Thanks for pointing that out, I'll have to read that updated RFC soon. But I
don't immediately see the point in the change. What does "missing Content-Type"
do that "Content-Type: application/octet-stream" didn't do already? They both
give the client no information about the file type; the only difference I see is
that one of them is interoperable with Internet Explorer and the other one isn't.

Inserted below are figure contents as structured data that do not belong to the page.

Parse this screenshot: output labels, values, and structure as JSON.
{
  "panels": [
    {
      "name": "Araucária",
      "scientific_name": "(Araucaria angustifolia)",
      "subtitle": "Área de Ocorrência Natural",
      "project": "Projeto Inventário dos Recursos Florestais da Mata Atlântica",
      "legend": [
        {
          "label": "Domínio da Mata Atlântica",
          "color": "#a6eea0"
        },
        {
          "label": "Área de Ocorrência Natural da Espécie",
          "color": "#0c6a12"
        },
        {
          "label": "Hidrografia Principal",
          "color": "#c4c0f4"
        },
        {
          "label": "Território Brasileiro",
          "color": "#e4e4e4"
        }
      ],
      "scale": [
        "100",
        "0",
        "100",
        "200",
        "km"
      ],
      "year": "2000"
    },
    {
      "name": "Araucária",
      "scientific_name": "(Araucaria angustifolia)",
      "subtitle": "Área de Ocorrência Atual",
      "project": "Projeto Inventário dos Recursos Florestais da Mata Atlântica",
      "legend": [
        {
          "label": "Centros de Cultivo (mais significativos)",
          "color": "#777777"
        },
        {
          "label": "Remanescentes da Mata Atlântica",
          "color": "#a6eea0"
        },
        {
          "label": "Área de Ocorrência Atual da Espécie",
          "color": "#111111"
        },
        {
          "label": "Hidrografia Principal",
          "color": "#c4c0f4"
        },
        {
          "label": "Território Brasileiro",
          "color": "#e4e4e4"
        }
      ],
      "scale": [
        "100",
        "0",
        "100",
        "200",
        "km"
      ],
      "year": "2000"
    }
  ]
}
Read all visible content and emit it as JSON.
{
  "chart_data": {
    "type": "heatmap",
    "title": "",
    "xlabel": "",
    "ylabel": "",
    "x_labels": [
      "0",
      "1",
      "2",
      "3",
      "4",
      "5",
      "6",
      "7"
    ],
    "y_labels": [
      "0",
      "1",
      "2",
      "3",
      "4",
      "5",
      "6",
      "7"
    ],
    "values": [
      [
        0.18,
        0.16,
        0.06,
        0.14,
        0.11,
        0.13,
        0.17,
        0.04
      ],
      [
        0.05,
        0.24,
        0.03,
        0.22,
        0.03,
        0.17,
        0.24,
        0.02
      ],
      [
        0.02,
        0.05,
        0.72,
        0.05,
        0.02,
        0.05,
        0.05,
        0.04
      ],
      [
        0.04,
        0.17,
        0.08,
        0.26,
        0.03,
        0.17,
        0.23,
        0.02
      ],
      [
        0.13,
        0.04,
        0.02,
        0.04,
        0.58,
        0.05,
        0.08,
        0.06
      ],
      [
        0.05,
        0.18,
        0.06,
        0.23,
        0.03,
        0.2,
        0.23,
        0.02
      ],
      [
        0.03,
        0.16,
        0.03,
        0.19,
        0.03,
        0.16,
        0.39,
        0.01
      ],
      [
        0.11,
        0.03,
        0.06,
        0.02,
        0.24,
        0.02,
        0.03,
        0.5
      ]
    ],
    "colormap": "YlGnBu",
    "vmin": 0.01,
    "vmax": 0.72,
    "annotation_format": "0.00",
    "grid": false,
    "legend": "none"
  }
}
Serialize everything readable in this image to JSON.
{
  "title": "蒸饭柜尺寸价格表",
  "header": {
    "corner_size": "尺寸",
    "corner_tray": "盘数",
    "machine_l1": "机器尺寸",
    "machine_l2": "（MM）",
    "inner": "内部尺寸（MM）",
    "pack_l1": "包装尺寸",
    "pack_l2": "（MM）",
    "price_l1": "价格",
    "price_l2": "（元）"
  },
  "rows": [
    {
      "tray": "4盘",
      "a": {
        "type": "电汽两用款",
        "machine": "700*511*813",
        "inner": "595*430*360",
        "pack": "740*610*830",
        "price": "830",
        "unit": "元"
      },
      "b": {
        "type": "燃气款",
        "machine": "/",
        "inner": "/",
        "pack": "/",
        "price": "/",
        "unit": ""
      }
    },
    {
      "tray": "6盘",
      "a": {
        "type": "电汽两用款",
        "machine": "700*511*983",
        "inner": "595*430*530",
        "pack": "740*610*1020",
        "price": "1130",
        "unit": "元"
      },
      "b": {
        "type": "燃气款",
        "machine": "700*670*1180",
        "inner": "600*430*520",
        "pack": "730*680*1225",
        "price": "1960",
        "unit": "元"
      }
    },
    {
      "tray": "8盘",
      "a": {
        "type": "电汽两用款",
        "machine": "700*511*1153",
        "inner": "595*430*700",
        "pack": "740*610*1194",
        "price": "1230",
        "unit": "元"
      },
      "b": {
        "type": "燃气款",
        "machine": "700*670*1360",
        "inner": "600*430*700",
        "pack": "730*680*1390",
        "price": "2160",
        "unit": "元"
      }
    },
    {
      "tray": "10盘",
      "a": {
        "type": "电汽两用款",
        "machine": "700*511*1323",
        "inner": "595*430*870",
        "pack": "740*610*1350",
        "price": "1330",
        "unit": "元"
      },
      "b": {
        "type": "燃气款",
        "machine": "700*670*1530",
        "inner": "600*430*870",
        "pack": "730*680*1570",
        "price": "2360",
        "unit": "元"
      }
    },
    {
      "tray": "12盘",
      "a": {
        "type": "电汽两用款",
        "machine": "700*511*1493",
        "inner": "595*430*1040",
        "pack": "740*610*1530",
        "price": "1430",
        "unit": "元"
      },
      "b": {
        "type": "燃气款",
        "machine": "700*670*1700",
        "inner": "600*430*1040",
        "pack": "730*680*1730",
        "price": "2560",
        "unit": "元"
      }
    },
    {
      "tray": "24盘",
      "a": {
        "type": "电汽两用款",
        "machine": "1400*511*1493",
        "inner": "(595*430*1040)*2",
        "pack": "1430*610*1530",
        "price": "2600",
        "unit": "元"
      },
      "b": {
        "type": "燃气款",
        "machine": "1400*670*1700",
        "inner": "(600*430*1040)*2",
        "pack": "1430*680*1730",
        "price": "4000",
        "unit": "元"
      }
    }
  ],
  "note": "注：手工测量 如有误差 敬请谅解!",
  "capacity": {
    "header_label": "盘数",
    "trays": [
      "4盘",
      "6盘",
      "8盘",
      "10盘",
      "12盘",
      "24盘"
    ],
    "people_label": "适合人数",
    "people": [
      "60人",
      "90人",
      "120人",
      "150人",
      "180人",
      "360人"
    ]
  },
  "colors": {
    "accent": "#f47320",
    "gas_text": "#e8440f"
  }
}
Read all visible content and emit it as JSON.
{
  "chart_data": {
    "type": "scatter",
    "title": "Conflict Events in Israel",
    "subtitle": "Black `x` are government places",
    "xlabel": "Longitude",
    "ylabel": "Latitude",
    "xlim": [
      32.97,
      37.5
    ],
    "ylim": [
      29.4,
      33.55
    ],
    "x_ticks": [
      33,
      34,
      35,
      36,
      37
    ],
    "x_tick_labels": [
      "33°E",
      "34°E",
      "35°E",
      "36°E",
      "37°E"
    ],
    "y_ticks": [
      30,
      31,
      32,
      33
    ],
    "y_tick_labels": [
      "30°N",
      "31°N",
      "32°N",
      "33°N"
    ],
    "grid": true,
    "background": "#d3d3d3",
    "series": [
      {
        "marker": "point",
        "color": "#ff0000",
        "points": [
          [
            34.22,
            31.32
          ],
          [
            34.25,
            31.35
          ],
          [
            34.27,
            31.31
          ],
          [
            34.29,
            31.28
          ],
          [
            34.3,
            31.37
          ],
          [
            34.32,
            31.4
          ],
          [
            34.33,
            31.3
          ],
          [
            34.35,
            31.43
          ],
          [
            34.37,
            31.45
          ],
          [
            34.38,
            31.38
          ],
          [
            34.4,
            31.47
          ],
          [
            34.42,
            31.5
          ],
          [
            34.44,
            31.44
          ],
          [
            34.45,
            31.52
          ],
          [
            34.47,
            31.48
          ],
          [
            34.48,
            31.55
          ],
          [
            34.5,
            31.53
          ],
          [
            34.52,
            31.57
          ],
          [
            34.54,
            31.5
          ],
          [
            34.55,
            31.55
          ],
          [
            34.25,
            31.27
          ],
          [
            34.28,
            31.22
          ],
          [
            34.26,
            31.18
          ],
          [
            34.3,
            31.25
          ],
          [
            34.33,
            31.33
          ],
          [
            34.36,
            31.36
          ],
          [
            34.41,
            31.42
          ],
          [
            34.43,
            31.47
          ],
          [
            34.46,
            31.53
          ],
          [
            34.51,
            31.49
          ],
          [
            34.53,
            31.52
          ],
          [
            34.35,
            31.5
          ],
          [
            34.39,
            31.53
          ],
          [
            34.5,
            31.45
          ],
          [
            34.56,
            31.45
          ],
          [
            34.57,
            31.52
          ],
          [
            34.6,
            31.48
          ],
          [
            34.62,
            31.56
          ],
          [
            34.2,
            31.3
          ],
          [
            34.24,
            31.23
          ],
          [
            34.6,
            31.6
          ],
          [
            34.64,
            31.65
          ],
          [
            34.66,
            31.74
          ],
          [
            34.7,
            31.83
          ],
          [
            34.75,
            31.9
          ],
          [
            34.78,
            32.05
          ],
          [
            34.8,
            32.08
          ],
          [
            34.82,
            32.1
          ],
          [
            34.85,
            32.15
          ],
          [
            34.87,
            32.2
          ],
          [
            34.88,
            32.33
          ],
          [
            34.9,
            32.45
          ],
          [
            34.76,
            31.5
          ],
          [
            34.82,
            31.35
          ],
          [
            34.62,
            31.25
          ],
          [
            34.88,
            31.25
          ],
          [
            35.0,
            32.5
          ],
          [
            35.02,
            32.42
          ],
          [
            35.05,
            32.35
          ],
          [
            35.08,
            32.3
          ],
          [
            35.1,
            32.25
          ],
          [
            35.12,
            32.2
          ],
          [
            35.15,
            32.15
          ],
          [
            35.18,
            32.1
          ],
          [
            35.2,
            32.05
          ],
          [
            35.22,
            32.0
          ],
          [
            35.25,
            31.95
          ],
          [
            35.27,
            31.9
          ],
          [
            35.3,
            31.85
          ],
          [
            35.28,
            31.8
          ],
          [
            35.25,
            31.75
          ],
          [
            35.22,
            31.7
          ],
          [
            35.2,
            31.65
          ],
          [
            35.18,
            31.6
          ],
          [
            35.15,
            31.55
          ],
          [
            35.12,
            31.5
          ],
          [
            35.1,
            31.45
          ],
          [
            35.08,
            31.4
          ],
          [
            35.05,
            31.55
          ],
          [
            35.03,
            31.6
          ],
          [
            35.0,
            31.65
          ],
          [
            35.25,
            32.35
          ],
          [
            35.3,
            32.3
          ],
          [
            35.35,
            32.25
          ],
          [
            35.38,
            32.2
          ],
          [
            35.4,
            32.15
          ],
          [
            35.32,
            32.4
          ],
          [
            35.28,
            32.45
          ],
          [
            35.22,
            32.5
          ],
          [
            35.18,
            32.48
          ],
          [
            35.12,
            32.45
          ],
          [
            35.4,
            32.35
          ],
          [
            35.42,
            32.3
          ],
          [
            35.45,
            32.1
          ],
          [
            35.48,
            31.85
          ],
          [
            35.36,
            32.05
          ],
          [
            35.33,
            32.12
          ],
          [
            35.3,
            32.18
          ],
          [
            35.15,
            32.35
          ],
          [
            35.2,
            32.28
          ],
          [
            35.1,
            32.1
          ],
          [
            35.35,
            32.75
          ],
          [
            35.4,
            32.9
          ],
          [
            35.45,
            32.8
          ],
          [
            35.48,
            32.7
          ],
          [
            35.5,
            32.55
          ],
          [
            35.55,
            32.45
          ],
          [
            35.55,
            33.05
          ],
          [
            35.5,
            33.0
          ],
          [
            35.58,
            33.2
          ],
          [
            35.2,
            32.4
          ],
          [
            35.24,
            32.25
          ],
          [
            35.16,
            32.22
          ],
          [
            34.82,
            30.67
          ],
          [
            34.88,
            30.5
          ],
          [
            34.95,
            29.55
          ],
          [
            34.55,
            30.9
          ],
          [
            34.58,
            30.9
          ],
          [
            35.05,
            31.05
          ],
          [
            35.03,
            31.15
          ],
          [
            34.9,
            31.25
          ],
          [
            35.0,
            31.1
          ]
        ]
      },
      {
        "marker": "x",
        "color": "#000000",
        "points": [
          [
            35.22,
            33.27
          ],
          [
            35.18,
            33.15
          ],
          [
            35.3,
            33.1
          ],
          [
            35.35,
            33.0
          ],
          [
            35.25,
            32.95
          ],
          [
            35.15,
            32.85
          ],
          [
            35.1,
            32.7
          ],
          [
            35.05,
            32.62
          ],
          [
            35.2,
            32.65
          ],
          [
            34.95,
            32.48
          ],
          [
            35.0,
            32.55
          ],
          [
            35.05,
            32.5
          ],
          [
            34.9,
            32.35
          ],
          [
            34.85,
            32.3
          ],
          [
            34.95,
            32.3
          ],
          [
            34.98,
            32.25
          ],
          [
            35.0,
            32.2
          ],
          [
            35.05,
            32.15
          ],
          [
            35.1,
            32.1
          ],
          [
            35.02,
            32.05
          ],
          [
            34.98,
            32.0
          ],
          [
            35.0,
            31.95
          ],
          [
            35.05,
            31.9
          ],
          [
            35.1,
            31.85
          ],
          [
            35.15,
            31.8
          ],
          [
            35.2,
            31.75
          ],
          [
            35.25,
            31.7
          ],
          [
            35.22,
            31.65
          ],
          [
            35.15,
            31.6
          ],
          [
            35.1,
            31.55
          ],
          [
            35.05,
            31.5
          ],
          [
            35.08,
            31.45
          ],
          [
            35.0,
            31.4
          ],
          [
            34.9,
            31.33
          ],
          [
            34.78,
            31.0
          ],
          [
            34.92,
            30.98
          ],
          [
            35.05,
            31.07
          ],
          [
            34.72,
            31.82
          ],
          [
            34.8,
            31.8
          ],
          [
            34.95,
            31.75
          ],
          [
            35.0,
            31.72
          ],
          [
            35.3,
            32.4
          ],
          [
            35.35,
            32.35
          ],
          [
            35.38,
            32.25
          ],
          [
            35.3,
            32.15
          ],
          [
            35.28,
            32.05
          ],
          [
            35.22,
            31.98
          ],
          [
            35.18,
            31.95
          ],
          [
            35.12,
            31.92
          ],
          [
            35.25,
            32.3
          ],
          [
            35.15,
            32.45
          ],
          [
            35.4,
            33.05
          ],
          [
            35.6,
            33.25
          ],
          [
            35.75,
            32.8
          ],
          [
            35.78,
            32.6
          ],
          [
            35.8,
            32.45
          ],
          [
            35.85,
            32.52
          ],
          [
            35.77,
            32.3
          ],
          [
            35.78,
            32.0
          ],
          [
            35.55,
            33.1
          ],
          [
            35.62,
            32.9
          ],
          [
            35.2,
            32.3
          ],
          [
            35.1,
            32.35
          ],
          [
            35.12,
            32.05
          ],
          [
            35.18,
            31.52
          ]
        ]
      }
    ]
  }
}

Anyway, regardless of the theory, the loss of DefaultType has had a severely
negative impact on some of my users, I'm not allowed to tell them to take their
MSIE and shove it, so it needs to be fixed somehow.

It seems like I should be able to do it with the Header directive like this:

  Header setifempty Content-Type application/octet-stream

but when I tried that, all responses became application/octet-stream. Somehow
the setifempty didn't work. Then I found a suggestion here:

  http://serverfault.com/questions/520477/set-header-in-apache-if-it-doesnt-already-exist

which looked like it should apply with some slight modification:

  Header set Content-Type application/octet-stream expr="resp('Content-Type')==''"

but that just gave me a parse error:

  Can't parse envclause/expression: syntax error, unexpected $end

>
> (The author of RFC2616, RFC7321, and the patch no-op'ing DefaultType
> are all the same person)

This person hasn't killed off all the MSIE users so the other action was premature.